Suppose you need to connect by partial coincidence from the beginning of the line.

Connected columns have indices.

I can connect like so

t.field1 like t2.field1+'%' 

, I can connect as follows (Since the data allows us to calculate the value for an exact match):

 t.field1 =LEFT(t2.field1,LEN(t2.field1)-CHARINDEX('/',reverse(t2.field1))) 

And the second method is many times faster than the first, although, in theory, they should go on a par with time, since the search comes from the beginning of the field.

Why is that?

  • Guess. You yourself answered - the data allows you to calculate the value for an exact match. And in the first example, like should still work - vikttur
  • I came across similar gags. like and the truth sometimes works slowly - nick_n_a
  • @vikttur, the cost of computing really faster than pure Like? - iluxa1810
  • Look at the implementation plans and give here. Optimizers of modern DBMS are very tricky. Seeing no exact match, they may well expect that there will be too many records by condition and choose a completely different way of execution (for example, to decide that working on an index for such a large number is not effective). And when the exact match they differently estimate the expected number of entries. - Mike

1 answer 1

These two conditions have different semantics, and the result of queries with one and the other condition must be different. Not surprisingly, the lead time is different.

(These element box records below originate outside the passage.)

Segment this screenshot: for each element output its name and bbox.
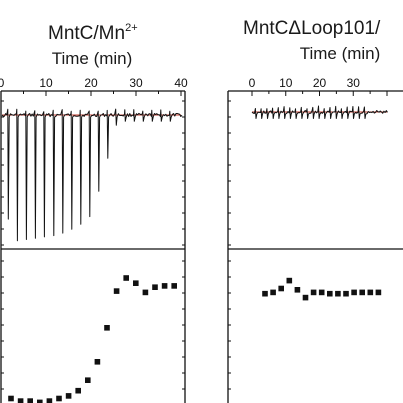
left-heat-point [75, 387, 81, 394]
left-heat-point [17, 398, 24, 403]
left-raw-trace [1, 108, 183, 242]
right-heat-point [327, 290, 333, 297]
right-x-tick-label: 0 [249, 76, 256, 90]
left-x-tick-label: 40 [174, 76, 188, 90]
left-heat-point [142, 289, 149, 296]
left-thermogram [1, 108, 183, 242]
left-x-axis-label: Time (min) [52, 49, 133, 68]
left-heat-point [94, 359, 101, 365]
left-heat-point [133, 280, 139, 286]
left-x-tick-label: 30 [129, 76, 143, 90]
left-heat-point [171, 283, 177, 289]
left-axis-ticks: 0 10 20 30 40 [0, 76, 188, 390]
right-heat-point [359, 289, 365, 296]
left-heat-point [85, 377, 91, 383]
right-heat-point [310, 289, 317, 296]
right-heat-point [343, 290, 349, 297]
left-heat-point [56, 395, 62, 402]
right-heat-point [286, 277, 293, 284]
right-heat-point [335, 290, 341, 297]
left-x-tick-label: 0 [0, 76, 5, 90]
left-heat-point [37, 399, 43, 403]
right-heat-point [270, 289, 276, 296]
left-heat-point [65, 393, 72, 399]
left-x-tick-label: 20 [84, 76, 98, 90]
right-heat-point [375, 289, 382, 296]
right-x-axis-label: Time (min) [300, 44, 381, 63]
left-heat-point [8, 395, 14, 402]
right-axis-ticks: 0 10 20 30 [228, 76, 388, 390]
right-heat-point [351, 289, 357, 296]
left-heat-points [8, 275, 177, 403]
left-heat-point [104, 325, 110, 331]
right-raw-trace [251, 105, 388, 119]
left-panel-title: MntC/Mn2+ [48, 22, 138, 44]
left-heat-point [123, 275, 129, 281]
right-x-tick-label: 30 [347, 76, 361, 90]
right-heat-point [278, 285, 284, 292]
right-heat-point [367, 289, 374, 296]
right-heat-point [302, 294, 309, 301]
right-thermogram [251, 105, 388, 119]
right-panel-title: MntCΔLoop101/ [243, 18, 381, 39]
right-heat-point [262, 290, 268, 297]
left-heat-point [46, 398, 53, 403]
left-heat-point [161, 283, 168, 289]
right-x-tick-label: 20 [313, 76, 327, 90]
left-x-tick-label: 10 [39, 76, 53, 90]
left-heat-point [152, 284, 158, 290]
right-heat-point [318, 289, 325, 296]
left-heat-point [27, 398, 33, 403]
right-x-tick-label: 10 [279, 76, 293, 90]
left-heat-point [113, 288, 120, 294]
right-heat-points [262, 277, 382, 301]
right-heat-point [294, 287, 301, 293]
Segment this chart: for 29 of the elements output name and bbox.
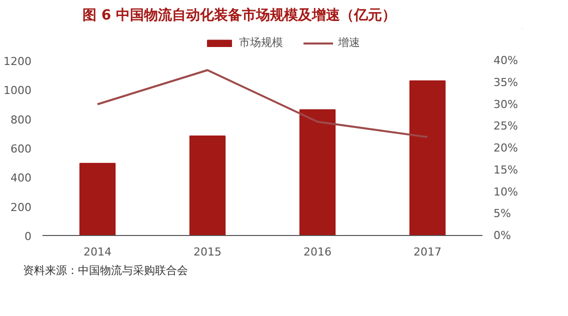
y2-tick-label: 0% xyxy=(494,229,511,242)
legend-label: 增速 xyxy=(338,35,360,50)
y-tick-label: 0 xyxy=(24,230,32,243)
y2-tick-label: 35% xyxy=(494,76,518,89)
y-tick-label: 800 xyxy=(10,113,32,126)
y-tick-label: 1200 xyxy=(4,55,32,68)
y-tick-label: 200 xyxy=(10,200,32,214)
y-tick-label: 600 xyxy=(10,142,32,156)
bar xyxy=(299,109,336,236)
x-tick-label: 2015 xyxy=(194,246,222,258)
x-tick-label: 2016 xyxy=(304,246,332,258)
y2-tick-label: 25% xyxy=(494,120,518,133)
y2-tick-label: 30% xyxy=(494,98,518,111)
legend-label: 市场规模 xyxy=(239,35,283,50)
bar xyxy=(189,136,226,236)
y2-tick-label: 40% xyxy=(494,54,518,67)
bar xyxy=(409,80,446,236)
x-tick-label: 2017 xyxy=(414,246,442,258)
text: 资料来源：中国物流与采购联合会 xyxy=(23,263,188,279)
y2-tick-label: 20% xyxy=(494,142,518,154)
line-series xyxy=(96,69,428,138)
y2-tick-label: 10% xyxy=(494,185,518,198)
bar xyxy=(79,162,116,236)
y-tick-label: 1000 xyxy=(4,84,32,98)
chart-title: 图 6 中国物流自动化装备市场规模及增速（亿元） xyxy=(82,6,396,24)
y2-tick-label: 5% xyxy=(494,207,511,220)
y-tick-label: 400 xyxy=(10,172,32,185)
y2-tick-label: 15% xyxy=(494,163,518,176)
x-tick-label: 2014 xyxy=(84,246,112,258)
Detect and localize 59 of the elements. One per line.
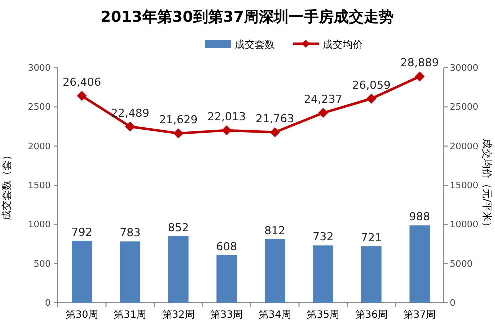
- bar: [264, 239, 286, 303]
- y-tick-label: 2000: [28, 142, 52, 152]
- point: [366, 94, 377, 104]
- data-label: 792: [72, 226, 93, 239]
- bar: [216, 255, 238, 303]
- y2-tick-label: 10000: [450, 220, 479, 231]
- data-label: 721: [361, 232, 382, 245]
- y2-tick-label: 25000: [450, 103, 479, 114]
- data-label: 852: [168, 221, 190, 234]
- bar: [72, 240, 92, 303]
- y-tick-label: 0: [45, 299, 52, 309]
- data-label: 22,489: [111, 106, 150, 120]
- y-tick-label: 1500: [28, 182, 52, 192]
- y-tick-label: 1000: [28, 220, 52, 231]
- data-label: 24,237: [304, 93, 343, 106]
- y-tick-label: 2500: [28, 103, 52, 114]
- data-label: 988: [409, 210, 430, 224]
- data-label: 26,059: [352, 78, 391, 92]
- x-tick-label: 第37周: [404, 309, 436, 321]
- y2-tick-label: 20000: [450, 142, 479, 152]
- point: [77, 91, 88, 102]
- point: [414, 72, 425, 82]
- y2-tick-label: 5000: [450, 260, 474, 270]
- data-label: 732: [312, 230, 334, 244]
- data-label: 812: [264, 224, 286, 238]
- data-label: 21,629: [159, 114, 198, 127]
- point: [318, 108, 328, 118]
- data-label: 608: [216, 240, 238, 254]
- legend-label: 成交均价: [323, 39, 363, 51]
- data-label: 783: [120, 226, 141, 240]
- y-tick-label: 500: [34, 260, 52, 270]
- data-label: 22,013: [208, 110, 246, 124]
- x-tick-label: 第34周: [258, 309, 292, 321]
- bar: [120, 242, 141, 303]
- legend-label: 成交套数: [235, 39, 275, 51]
- x-tick-label: 第36周: [355, 309, 388, 321]
- data-label: 28,889: [400, 56, 440, 70]
- y2-tick-label: 0: [450, 299, 456, 309]
- x-tick-label: 第35周: [307, 309, 340, 321]
- y-axis-title: 成交套数（套）: [1, 150, 13, 220]
- point: [125, 122, 136, 132]
- point: [270, 128, 280, 138]
- point: [174, 128, 184, 139]
- bar: [313, 246, 334, 303]
- chart-title: 2013年第30到第37周深圳一手房成交走势: [100, 8, 394, 26]
- data-label: 21,763: [256, 112, 294, 126]
- y2-tick-label: 15000: [450, 182, 479, 192]
- y-tick-label: 3000: [28, 64, 52, 74]
- x-tick-label: 第30周: [66, 309, 98, 321]
- x-tick-label: 第33周: [210, 309, 244, 321]
- x-tick-label: 第31周: [114, 309, 147, 321]
- bar: [410, 226, 430, 303]
- y2-axis-title: 成交均价（元/平米）: [481, 138, 493, 232]
- x-tick-label: 第32周: [162, 309, 195, 321]
- point: [222, 126, 232, 136]
- data-label: 26,406: [62, 76, 102, 90]
- y2-tick-label: 30000: [450, 64, 479, 74]
- bar: [361, 246, 382, 303]
- bar: [168, 236, 189, 303]
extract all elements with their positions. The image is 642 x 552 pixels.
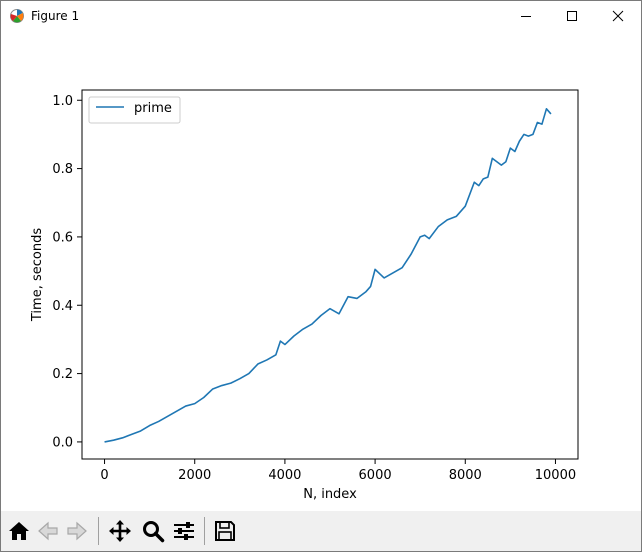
back-button[interactable] bbox=[34, 517, 62, 545]
window-title: Figure 1 bbox=[31, 9, 80, 23]
y-tick-label: 0.0 bbox=[52, 435, 73, 450]
pan-button[interactable] bbox=[106, 517, 134, 545]
x-axis-label: N, index bbox=[303, 487, 357, 502]
legend-label: prime bbox=[134, 101, 172, 116]
x-tick-label: 2000 bbox=[178, 468, 211, 483]
toolbar-separator bbox=[98, 517, 99, 545]
legend-box bbox=[88, 96, 181, 124]
minimize-button[interactable] bbox=[503, 1, 549, 31]
move-icon bbox=[109, 520, 131, 542]
matplotlib-icon bbox=[10, 9, 24, 23]
save-button[interactable] bbox=[211, 517, 239, 545]
x-tick-label: 8000 bbox=[449, 468, 482, 483]
y-tick-label: 1.0 bbox=[52, 94, 73, 109]
y-tick-label: 0.4 bbox=[52, 299, 73, 314]
home-button[interactable] bbox=[5, 517, 33, 545]
y-tick-label: 0.8 bbox=[52, 162, 73, 177]
x-tick-label: 6000 bbox=[359, 468, 392, 483]
sliders-icon bbox=[174, 522, 194, 540]
forward-arrow-icon bbox=[67, 521, 87, 541]
floppy-disk-icon bbox=[215, 521, 235, 541]
y-tick-label: 0.2 bbox=[52, 367, 73, 382]
legend: prime bbox=[88, 96, 181, 124]
series-line-prime bbox=[104, 107, 552, 443]
title-bar[interactable]: Figure 1 bbox=[1, 1, 641, 31]
back-arrow-icon bbox=[38, 521, 58, 541]
navigation-toolbar bbox=[1, 511, 641, 551]
configure-subplots-button[interactable] bbox=[170, 517, 198, 545]
maximize-button[interactable] bbox=[549, 1, 595, 31]
x-tick-label: 0 bbox=[100, 468, 108, 483]
axes-frame bbox=[81, 89, 579, 460]
maximize-icon bbox=[567, 11, 577, 21]
zoom-button[interactable] bbox=[139, 517, 167, 545]
close-icon bbox=[612, 10, 624, 22]
y-axis-label: Time, seconds bbox=[30, 228, 45, 322]
y-tick-label: 0.6 bbox=[52, 230, 73, 245]
home-icon bbox=[9, 522, 29, 540]
magnifier-icon bbox=[143, 521, 165, 543]
toolbar-separator bbox=[204, 517, 205, 545]
x-axis-ticks: 0 2000 4000 6000 8000 10000 bbox=[100, 459, 576, 483]
figure-canvas[interactable]: 0 2000 4000 6000 8000 10000 0.0 0.2 0.4 0.6 0.8 1.… bbox=[1, 31, 641, 511]
close-button[interactable] bbox=[595, 1, 641, 31]
x-tick-label: 10000 bbox=[535, 468, 576, 483]
x-tick-label: 4000 bbox=[268, 468, 301, 483]
y-axis-ticks: 0.0 0.2 0.4 0.6 0.8 1.0 bbox=[52, 94, 82, 450]
minimize-icon bbox=[521, 16, 531, 17]
forward-button[interactable] bbox=[63, 517, 91, 545]
line-chart: 0 2000 4000 6000 8000 10000 0.0 0.2 0.4 0.6 0.8 1.… bbox=[30, 89, 579, 502]
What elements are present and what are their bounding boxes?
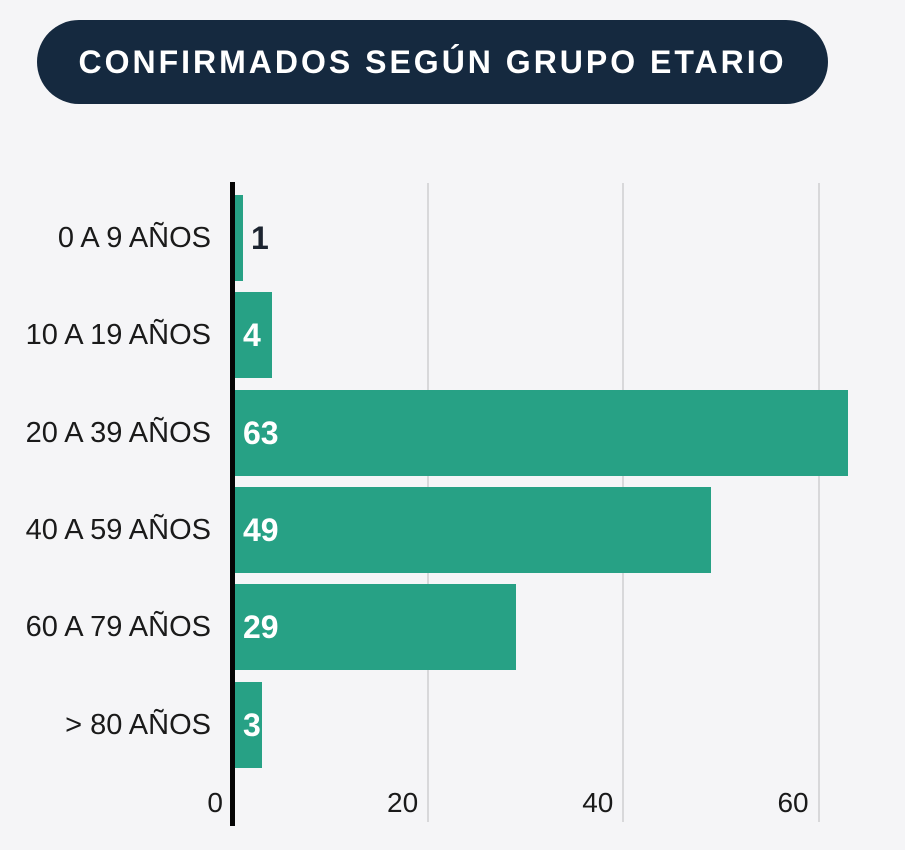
bar-value-label: 63 [243,414,279,451]
x-axis-tick-label: 60 [777,787,809,818]
y-axis-line [230,182,235,826]
category-label: 0 A 9 AÑOS [57,221,211,254]
bar-value-label: 4 [243,316,261,353]
bar-value-label: 3 [243,706,261,743]
bar [233,390,848,476]
bar [233,584,516,670]
gridline [817,183,820,822]
bar [233,195,243,281]
category-label: 20 A 39 AÑOS [25,416,211,449]
category-label: 60 A 79 AÑOS [25,610,211,643]
bar-value-label: 1 [251,219,269,256]
x-axis-tick-label: 20 [387,787,419,818]
category-label: 40 A 59 AÑOS [25,513,211,546]
bar-value-label: 49 [243,511,279,548]
chart-title-pill: CONFIRMADOS SEGÚN GRUPO ETARIO [37,20,828,104]
chart-title: CONFIRMADOS SEGÚN GRUPO ETARIO [78,43,787,80]
x-axis-tick-label: 0 [207,787,223,818]
category-label: > 80 AÑOS [65,708,211,741]
category-label: 10 A 19 AÑOS [25,318,211,351]
bar-value-label: 29 [243,608,279,645]
bar [233,487,711,573]
x-axis-tick-label: 40 [582,787,614,818]
bar [233,292,272,378]
bar [233,682,262,768]
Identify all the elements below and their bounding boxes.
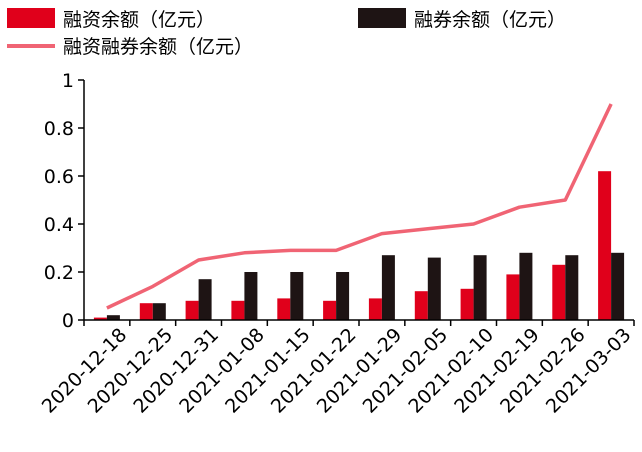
legend-label-total: 融资融券余额（亿元）	[63, 36, 253, 58]
bar-series-1-2021-02-26	[565, 255, 579, 320]
bar-series-0-2021-01-08	[231, 300, 245, 320]
bar-series-1-2021-01-22	[336, 272, 350, 320]
bar-series-1-2021-02-19	[519, 252, 533, 320]
y-tick-label: 0.6	[44, 166, 74, 188]
line-series-total	[106, 103, 613, 310]
bar-series-0-2021-02-19	[506, 274, 520, 320]
bar-series-0-2021-01-29	[368, 298, 382, 320]
y-tick-label: 0	[62, 310, 74, 332]
bar-series-1-2020-12-31	[198, 279, 212, 320]
bar-series-0-2021-01-15	[277, 298, 291, 320]
legend-label-securities-lending: 融券余额（亿元）	[414, 9, 566, 31]
legend-swatch-financing	[7, 8, 55, 28]
bar-series-0-2021-02-05	[414, 291, 428, 320]
bar-series-0-2020-12-25	[139, 303, 153, 320]
bar-series-1-2021-01-29	[381, 255, 395, 320]
y-ticks: 0 0.2 0.4 0.6 0.8 1	[44, 70, 84, 332]
legend-label-financing: 融资余额（亿元）	[63, 9, 215, 31]
bar-series-1-2021-01-15	[290, 272, 304, 320]
axes	[83, 80, 634, 321]
x-ticks: 2020-12-182020-12-252020-12-312021-01-08…	[38, 320, 636, 418]
y-tick-label: 0.8	[44, 118, 74, 140]
bar-series-0-2020-12-18	[93, 317, 107, 320]
bar-series-0-2020-12-31	[185, 300, 199, 320]
bar-series-1-2021-01-08	[244, 272, 258, 320]
y-tick-label: 1	[62, 70, 74, 92]
bar-series-0-2021-03-03	[598, 171, 612, 320]
bar-series-1-2020-12-18	[106, 315, 120, 320]
bar-series-0-2021-02-10	[460, 288, 474, 320]
bar-series-0-2021-01-22	[323, 300, 337, 320]
y-tick-label: 0.2	[44, 262, 74, 284]
bar-series-1-2020-12-25	[152, 303, 166, 320]
bar-series-1-2021-02-05	[427, 257, 441, 320]
bar-series-1-2021-03-03	[611, 252, 625, 320]
legend: 融资余额（亿元） 融券余额（亿元） 融资融券余额（亿元）	[7, 8, 566, 58]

For example, for such data

 create table t (field1 varchar(20)); create table t2 (field1 varchar(20)); insert into t values ('A'), ('A/B'), ('A/B/C'), ('A/B/C/D'), ('A/B/C/D/E'); insert into t2 values ('A/B/C'); 

Request with the first condition

 select t2.field1 as t2_field1, t.field1 as t_field1 from t2 join tt on t.field1 like t2.field1 + '%'; 

gives the result:

 t2_field1 t_field1 ---------- ---------- A/B/CA/B/C A/B/CA/B/C/D A/B/CA/B/C/D/E 

And request with the second condition

 select t2.field1 as t2_field1, t.field1 as t_field1 from t2 join t on t.field1 = LEFT(t2.field1, LEN(t2.field1) - CHARINDEX('/', reverse(t2.field1))); 

gives another result:

 t2_field1 t_field1 -------------------- -------------------- A/B/CA/B 

Those. the first request for one line from t2 selects many lines from t (in this example, the element and its "subtree"), and the second selects only one ("parent").